# PFD Laws in VIC?



## SgtWilson (Oct 6, 2008)

Hi all,

Anyone know what the law is regarding PFD's & Kayaks in VIC ? I assume they are compulsory for any yakking, lake, river or ocean ?

I find them a total pain in the butt, very cumbersome and restrictive but I guess deemed necessary by the powers that be. :shock: 

Funny thing is, as a young bloke I used to surf. Arguably equally or even more dangerous than yakking, yet I can't recall ever being told I had to wear a life jacket 

Cheers,

Paul.


----------



## YakCult (Nov 4, 2008)

SgtWilson said:


> I find them a total pain in the butt, very cumbersome and restrictive but I guess deemed necessary by the powers that be.


G'Day Paul,
Yep - agree with how restrictive & hot (in Qld) they can be!!!
(maybe I need to look at different types???)

Found this link - maybe worth a look -
http://member.melbpc.org.au/~trinc/lifejackets.html

Don't think you will be too ecstatic after reading it though.....  
I guess at sea - manditory.


----------



## SgtWilson (Oct 6, 2008)

Hi Bruce,

Thanks for that link.

Hmm, yes. I may need to try a few lighter ones out.
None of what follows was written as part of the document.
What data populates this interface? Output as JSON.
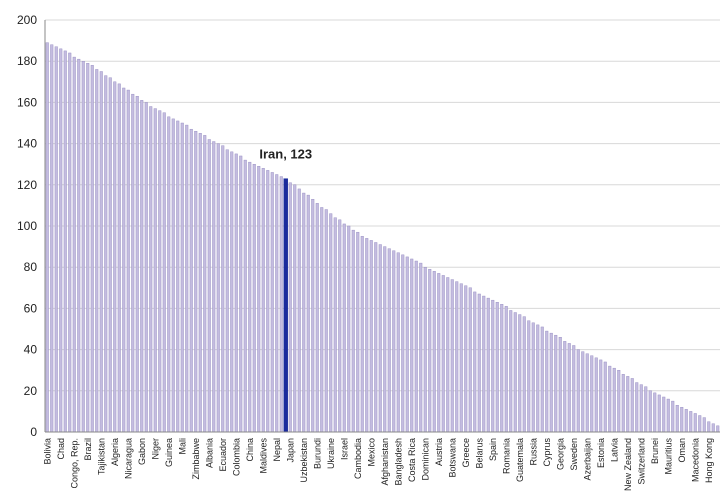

The one I am using is quite bulky.

Cheers,

Paul


----------



## GoneFishn (May 17, 2007)

You could try the yoke style life jackets I use one all the time and don't even know you have it on.








PFD-1
Only problem with this type is if for some reason you get knocked unconscious before you pull the release cord you have no flotation


----------



## Feral (Oct 18, 2008)

Had my first session with my inflatable today, did not even know I had it on. $90 well spent.


----------



## solatree (May 30, 2008)

SgtWilson said:


> Anyone know what the law is regarding PFD's & Kayaks in VIC ?


Yep - its compulsory in Victoria (and SA) at all times for Kayaks - see quote below from http://www.marinesafety.vic.gov.au/Web1 ... enDocument

_Wearing of PFDs on recreational vessels at all times

All occupants of the following vessels are required to wear a specified PFD when under way and when in an open area of the vessel:

Power driven vessels up to and including 4.8 metres (m) in length 
Off-the-beach sailing yachts 
Personal watercraft 
Canoes, kayaks and rowing boats 
Pedal boats and fun boats 
Kite boards and sail boards 
Recreational tenders._


----------



## SgtWilson (Oct 6, 2008)

solatree said:


> SgtWilson said:
> 
> 
> > Anyone know what the law is regarding PFD's & Kayaks in VIC ?
> ...


Thanks Andrew,

Cheers,

Paul


----------